A Glimpse into prudential practices for fintech

As fintech investment continues to evolve, prudential risks beyond cyber are gaining attention and regulatory practices are beginning to change.

In a recent working paper, we looked at payments’ mechanisms, the extension of credit and deposit taking as three areas where fintech is having a major impact and prudential concerns are significant. Four new technologies are driving developments: application program interfaces (APIs), artificial intelligence (AI), distributed ledger technology (DLT), and cloud computing. These are powering new competition, processes and business models at a rate and on a scale that could be disruptive. Old boundaries are dissolving between segments in the financial sector and between finance and the rest of the economy.

Much uncertainty persists about future fintech prudential risks. So, unsurprisingly, many jurisdictions are spending resources to monitor developments and engage with industry.  Sandboxes, where firms can test innovations under close regulatory scrutiny, are becoming commonplace. Licensing practices are changing to encourage or require innovators to come within the perimeter, so regulators can understand fintech risks better over time. Supervisory approaches are also maturing gradually, but with significant differences amongst jurisdictions. Capital and liquidity requirements for example seem to vary widely. And some supervisors are further advanced than others in embracing suptech.

One trend is deceptively familiar — the increasing dependence of financial firms on IT outsourcing. For a long time, regulators have approached outsourcing risks by setting governance standards for the outsourcing firms. However, this traditional approach becomes less and less effective when firms buy hardware and software as a service. Cloud suppliers continuously move the source of these services around their networks so there is no longer a place for a customer (or a regulator) to go to monitor and mitigate their risks. The in-house capability of financial firms in relation to the capability of suppliers is diminishing. And, making matters worse, if something does go wrong and a cloud computing company fails, outsourcers have become so dependent on cloud providers and that industry is so concentrated globally that practical options for switching will be few. 

Another area of growing prudential concern is the safety of customer funds held by the likes of telecoms firms that provide e-money services. Should the safety net enjoyed by bank customers be extended to customers of these firms too? Some countries have explicitly ruled this out: caveat emptor; some have approached this by requiring e-money firms to make back-to-back deposits in regulated banks or central banks; and some are looking into having e-money providers join deposit insurance schemes. The details of most of these approaches are still being worked out and key issues remain to be addressed. A particularly thorny one is how to resolve a non-bank e-money provider that fails so that customer assets are protected and continuity of services is assured.  

For many jurisdictions fintech has increased the importance of working with domestic and foreign regulators. The blurring of lines between financial sector and other industries, the rapid dissemination of fintech developments and the reach of global technology firms have contributed to this. Established regulatory forums such as the FSB and the Basel Committee have been monitoring fintech developments. Fifty agencies from over 20 jurisdictions now participate in the Global Financial Innovation Network (GFIN). ¹ There they share information, coordinate approaches and explore the scope for mutual recognition of standards.

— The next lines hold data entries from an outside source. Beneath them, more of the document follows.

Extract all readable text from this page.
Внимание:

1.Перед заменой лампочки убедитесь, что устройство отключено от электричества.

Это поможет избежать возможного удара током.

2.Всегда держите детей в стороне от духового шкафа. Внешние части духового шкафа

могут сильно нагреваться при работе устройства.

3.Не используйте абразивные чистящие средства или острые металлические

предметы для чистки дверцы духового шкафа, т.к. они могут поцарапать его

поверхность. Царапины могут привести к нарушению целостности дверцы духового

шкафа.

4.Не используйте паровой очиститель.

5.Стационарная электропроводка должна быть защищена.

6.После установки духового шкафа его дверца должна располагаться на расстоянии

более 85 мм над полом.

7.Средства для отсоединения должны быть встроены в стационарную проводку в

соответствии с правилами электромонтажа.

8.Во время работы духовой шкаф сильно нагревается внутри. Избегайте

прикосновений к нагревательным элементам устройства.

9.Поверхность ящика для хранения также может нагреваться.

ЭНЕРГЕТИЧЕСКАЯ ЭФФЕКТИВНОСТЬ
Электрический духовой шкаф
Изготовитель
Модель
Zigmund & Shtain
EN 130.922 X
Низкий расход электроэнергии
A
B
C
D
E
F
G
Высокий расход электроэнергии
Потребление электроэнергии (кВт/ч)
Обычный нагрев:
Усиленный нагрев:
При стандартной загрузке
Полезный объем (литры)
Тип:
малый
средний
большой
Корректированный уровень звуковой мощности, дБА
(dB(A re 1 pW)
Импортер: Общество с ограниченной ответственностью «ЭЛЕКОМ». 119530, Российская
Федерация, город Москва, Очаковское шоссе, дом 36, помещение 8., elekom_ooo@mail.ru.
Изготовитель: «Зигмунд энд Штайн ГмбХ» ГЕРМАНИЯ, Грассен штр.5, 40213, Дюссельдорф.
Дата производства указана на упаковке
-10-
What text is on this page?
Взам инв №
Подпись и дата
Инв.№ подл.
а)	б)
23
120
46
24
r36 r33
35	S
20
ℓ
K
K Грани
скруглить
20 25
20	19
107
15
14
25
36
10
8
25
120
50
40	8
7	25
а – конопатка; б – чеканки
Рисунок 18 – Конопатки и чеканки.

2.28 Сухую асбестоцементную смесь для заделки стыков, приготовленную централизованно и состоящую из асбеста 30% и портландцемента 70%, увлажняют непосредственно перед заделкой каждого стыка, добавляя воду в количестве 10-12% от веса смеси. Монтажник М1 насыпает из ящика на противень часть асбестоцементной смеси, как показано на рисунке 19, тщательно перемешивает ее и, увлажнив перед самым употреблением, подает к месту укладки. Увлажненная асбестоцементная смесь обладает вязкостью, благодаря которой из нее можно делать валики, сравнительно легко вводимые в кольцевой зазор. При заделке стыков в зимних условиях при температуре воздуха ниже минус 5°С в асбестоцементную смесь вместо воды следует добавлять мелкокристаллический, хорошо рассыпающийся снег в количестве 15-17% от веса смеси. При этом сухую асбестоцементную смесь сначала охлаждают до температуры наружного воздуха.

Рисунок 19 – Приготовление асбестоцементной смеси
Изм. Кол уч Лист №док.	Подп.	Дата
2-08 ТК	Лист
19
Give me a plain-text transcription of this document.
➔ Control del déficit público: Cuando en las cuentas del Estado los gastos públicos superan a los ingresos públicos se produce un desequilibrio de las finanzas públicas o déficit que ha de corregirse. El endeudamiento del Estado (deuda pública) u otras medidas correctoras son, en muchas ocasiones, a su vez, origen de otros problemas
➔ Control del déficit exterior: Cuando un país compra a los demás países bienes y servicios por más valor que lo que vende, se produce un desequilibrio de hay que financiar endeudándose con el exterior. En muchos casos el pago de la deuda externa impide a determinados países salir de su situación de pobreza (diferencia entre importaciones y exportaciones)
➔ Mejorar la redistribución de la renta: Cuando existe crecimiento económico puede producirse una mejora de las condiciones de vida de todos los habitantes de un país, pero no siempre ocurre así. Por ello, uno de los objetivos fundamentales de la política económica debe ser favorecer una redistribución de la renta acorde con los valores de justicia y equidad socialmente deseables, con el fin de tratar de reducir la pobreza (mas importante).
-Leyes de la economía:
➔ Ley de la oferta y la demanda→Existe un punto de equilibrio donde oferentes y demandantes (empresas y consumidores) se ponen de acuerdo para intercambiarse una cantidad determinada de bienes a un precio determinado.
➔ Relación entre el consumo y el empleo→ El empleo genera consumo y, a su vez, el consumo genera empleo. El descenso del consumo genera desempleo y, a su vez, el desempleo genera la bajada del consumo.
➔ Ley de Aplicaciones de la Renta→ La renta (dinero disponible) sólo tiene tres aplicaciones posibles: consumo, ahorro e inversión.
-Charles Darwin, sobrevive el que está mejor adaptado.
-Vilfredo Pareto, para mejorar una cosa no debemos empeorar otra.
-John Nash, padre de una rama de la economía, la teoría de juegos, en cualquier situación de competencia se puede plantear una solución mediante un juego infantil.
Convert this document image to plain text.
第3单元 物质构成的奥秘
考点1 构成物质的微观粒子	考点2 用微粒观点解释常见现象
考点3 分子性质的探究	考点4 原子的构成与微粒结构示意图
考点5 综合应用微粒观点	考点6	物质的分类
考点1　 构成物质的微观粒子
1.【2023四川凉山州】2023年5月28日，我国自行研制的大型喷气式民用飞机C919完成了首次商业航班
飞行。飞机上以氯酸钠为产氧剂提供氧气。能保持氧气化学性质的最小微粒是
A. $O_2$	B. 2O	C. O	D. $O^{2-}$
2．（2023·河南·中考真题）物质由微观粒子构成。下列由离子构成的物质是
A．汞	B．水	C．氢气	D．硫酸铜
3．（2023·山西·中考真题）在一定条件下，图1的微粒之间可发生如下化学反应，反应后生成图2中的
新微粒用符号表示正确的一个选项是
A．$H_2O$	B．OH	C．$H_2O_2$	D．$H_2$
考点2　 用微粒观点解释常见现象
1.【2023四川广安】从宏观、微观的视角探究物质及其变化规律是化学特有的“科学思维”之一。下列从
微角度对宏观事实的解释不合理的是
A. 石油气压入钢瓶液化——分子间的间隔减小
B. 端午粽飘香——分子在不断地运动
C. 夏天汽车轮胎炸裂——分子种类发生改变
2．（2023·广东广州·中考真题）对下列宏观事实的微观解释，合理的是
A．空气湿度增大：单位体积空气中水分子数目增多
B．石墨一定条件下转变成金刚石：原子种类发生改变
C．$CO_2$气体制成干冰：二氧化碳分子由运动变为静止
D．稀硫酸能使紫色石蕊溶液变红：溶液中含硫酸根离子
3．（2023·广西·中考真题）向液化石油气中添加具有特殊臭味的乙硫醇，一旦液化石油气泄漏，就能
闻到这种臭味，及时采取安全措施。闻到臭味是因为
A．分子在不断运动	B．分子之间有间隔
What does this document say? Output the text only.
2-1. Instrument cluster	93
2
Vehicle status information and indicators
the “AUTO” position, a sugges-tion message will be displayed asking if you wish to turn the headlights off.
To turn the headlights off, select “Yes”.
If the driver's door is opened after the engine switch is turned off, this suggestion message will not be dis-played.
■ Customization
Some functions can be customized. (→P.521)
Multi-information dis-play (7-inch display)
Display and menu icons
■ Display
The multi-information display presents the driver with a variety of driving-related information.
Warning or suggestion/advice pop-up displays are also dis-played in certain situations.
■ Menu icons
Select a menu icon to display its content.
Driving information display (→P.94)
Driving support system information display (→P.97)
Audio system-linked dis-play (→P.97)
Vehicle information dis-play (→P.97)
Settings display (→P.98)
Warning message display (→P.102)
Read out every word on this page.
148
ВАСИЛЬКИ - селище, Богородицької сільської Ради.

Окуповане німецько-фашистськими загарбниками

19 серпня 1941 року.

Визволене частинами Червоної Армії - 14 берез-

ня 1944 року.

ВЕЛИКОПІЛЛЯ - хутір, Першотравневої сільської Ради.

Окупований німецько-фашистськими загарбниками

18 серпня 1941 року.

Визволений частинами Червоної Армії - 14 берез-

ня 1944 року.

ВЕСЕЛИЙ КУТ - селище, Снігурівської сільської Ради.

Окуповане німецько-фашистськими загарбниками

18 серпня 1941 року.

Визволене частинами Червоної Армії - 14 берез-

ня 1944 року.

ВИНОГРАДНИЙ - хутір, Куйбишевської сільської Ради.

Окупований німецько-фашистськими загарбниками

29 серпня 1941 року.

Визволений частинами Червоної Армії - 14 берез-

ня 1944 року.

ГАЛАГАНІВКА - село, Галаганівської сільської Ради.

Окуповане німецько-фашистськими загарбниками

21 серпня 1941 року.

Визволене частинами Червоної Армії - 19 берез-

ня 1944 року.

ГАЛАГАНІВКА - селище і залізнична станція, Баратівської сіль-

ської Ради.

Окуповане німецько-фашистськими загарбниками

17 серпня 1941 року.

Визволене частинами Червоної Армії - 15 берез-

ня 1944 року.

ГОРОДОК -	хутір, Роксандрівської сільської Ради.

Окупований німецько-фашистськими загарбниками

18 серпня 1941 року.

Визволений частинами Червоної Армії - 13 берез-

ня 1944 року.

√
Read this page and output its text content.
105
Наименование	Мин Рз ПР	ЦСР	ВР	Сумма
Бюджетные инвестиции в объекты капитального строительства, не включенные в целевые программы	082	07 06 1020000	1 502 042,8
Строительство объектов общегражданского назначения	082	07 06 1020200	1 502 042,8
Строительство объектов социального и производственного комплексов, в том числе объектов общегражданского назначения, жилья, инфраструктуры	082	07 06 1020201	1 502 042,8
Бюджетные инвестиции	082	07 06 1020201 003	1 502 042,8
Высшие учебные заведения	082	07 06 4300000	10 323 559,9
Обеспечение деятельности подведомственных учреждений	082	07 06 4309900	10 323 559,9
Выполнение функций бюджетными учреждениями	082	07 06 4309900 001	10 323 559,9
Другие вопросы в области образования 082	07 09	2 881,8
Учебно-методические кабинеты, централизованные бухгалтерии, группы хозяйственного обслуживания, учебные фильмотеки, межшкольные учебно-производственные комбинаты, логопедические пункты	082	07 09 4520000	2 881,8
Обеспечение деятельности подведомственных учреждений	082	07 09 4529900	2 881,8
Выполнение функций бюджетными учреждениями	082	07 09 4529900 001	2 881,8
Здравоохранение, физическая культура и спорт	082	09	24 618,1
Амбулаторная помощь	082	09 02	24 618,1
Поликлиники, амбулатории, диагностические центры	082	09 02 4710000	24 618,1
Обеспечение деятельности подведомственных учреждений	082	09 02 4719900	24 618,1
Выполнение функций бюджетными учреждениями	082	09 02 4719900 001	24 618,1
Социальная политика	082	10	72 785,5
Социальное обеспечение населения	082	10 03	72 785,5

Our study concluded by highlighting four areas that remain worrisome:

• oversight of cloud computing service providers. Regulators in different sectors and jurisdictions cannot oversee these giant providers by themselves. Any corruption or disruption of their services is likely to be systemic.
• capital and liquidity levels for fintech firms. These vary a great deal by jurisdiction and are only loosely related risk. Sufficient capital and liquidity can absorb losses and incentivize providers to take risk management seriously.
• the extension of safety nets to resources held by non-bank e-money providers. In several jurisdictions, it is hard to say if e-money safety nets are robust. The details of what happens when an e-money firm fails are unclear. Bankruptcy law may need changing. 
• risks faced by supervisors embracing fintech in their own operations. To manage the ever-increasing data flows from regulated entities and more difficult analytical challenges, and to take advantage of big data, supervisors have embraced suptech. This represents an opportunity, but it also harbors risks related to the capacity of supervisors, operations and data, similar to those faced by regulated institutions

No major jurisdiction except for Mexico has seen the need for a fundamental rethink of its financial legislation to cope with fintech. Time will tell whether regulatory coordination and cooperation and a patchwork of fixes will be enough to address future fintech prudential risks.